COVID-19 Vaccine Hesitancy among the Non Medical Adult Population Attending a Tertiary Care Hospital of Kolkata, India: A Cross-sectional Study
Dr. Soumitra Mondal,
S4/5, Srabonia Bason, FC-Block, Sector-III Saltlake,
Kolkata-700106, West Bengal, India.
Introduction: Vaccines play an important role in the fight against diseases whose cure is unavailable. In the battle against pandemics such as Coronavirus Disease 2019 (COVID-19), the vaccine is the only available course of prevention. The hesitancy has been found all over the world, while some find it against their religious values, others are concerned about safety, or have doubts about its efficacy. Some are hesitant due to fear of needles while some show brass negligence. Being the second most populated country globally and a developing nation, India had faced its fair share of struggles with her citizens vaccinated. Even a minute percentage of people accounts for millions; hence, it is of utmost importance to get to the root of the causes of delay in vaccination.
Aim: To find the causes of delay or hesitancy among the people attending COVID-19 vaccination centre of a tertiary care hospital of Kolkata, (a year after vaccines were introduced to the general population).
Materials and Methods: A cross-sectional study was performed in the COVID-19 vaccination centre of Medical College Kolkata, West Bengal, India, from 14th January 2022 to 14th April 2022. Total 74 non medical (not related to healthcare work) people who had come for 1st or 2nd dose of COVID-19 vaccination were included in the study. A prestructured, pretested, prevalidated questionnaire was used to collect data from the participants of the study. The Likert scale comprising of nine questions were used to assess hesitancy. Data were analysed using Chi-square test. Binary logistic regression was done to confirm any predictability of occupation, literacy rate, age and gender on vaccine hesitancy.

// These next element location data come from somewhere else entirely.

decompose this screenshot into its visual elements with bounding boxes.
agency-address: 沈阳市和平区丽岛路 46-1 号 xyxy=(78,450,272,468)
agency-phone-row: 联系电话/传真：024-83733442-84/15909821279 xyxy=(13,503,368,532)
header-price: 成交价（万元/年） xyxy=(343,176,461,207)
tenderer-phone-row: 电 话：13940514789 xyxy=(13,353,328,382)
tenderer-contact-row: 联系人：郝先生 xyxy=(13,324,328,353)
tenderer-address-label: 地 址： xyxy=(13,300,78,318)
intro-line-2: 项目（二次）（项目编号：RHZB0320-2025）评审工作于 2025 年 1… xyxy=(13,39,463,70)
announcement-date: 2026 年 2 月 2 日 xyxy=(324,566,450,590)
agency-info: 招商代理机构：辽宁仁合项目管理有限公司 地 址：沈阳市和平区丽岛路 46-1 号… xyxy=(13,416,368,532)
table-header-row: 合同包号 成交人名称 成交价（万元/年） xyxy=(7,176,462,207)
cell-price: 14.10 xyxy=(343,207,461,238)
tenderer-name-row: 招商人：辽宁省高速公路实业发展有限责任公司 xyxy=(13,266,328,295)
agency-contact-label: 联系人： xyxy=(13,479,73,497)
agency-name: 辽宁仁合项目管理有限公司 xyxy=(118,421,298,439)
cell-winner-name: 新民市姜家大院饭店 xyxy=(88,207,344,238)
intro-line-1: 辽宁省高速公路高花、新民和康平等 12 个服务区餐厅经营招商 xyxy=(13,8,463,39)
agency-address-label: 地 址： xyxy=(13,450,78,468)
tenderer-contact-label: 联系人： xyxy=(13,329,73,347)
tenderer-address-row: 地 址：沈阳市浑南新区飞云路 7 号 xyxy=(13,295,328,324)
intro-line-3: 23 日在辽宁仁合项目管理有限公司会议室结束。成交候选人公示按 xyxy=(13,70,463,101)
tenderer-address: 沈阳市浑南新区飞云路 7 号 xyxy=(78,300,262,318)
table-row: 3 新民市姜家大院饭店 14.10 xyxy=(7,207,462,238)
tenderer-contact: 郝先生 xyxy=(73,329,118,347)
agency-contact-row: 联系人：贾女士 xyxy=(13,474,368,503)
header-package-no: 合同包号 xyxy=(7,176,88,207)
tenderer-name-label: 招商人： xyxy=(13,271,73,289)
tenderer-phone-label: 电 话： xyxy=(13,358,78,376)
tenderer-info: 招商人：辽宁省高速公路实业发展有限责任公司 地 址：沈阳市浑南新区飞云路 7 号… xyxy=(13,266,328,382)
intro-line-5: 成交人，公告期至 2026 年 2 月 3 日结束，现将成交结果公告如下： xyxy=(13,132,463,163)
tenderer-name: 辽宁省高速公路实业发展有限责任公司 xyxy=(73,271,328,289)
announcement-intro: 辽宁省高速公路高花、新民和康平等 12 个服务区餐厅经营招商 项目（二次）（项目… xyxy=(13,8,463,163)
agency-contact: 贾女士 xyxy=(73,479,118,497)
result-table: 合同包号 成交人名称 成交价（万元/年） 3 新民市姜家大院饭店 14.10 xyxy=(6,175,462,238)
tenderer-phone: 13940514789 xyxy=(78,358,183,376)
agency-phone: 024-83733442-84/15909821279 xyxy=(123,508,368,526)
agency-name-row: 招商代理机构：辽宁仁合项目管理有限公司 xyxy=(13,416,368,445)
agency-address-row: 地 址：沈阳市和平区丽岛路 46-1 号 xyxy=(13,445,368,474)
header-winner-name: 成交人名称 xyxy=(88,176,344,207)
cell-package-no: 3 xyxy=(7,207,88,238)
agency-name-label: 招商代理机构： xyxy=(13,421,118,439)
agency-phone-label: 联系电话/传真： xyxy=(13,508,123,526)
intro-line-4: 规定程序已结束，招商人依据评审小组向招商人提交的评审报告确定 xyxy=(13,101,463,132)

Results: The participants comprised of 45 (60.8%) females and 29 (39.2%) males, aged between 18 to 60 years with the mean age of 33.75±11.06 years. The participants included 22 (29.7%) people, who had just taken their first dose. Twenty six (35.1%) participants were hesitant. The most common causes of hesitancy were individuals’ fear of the vaccine and its impact on general health, unavailability of slots for vaccination and reluctance. Out of total, 58 (78.4%) people had faith in vaccines made in India and 48 (64.9%) persons believed that the vaccine would provide complete protection against COVID-19.
Conclusion: People were mainly concerned about safety issues as adequate and reliable information was not available to them. Some of them ignored the importance of vaccination, while some could not get vaccinated due to the unavailability of slots.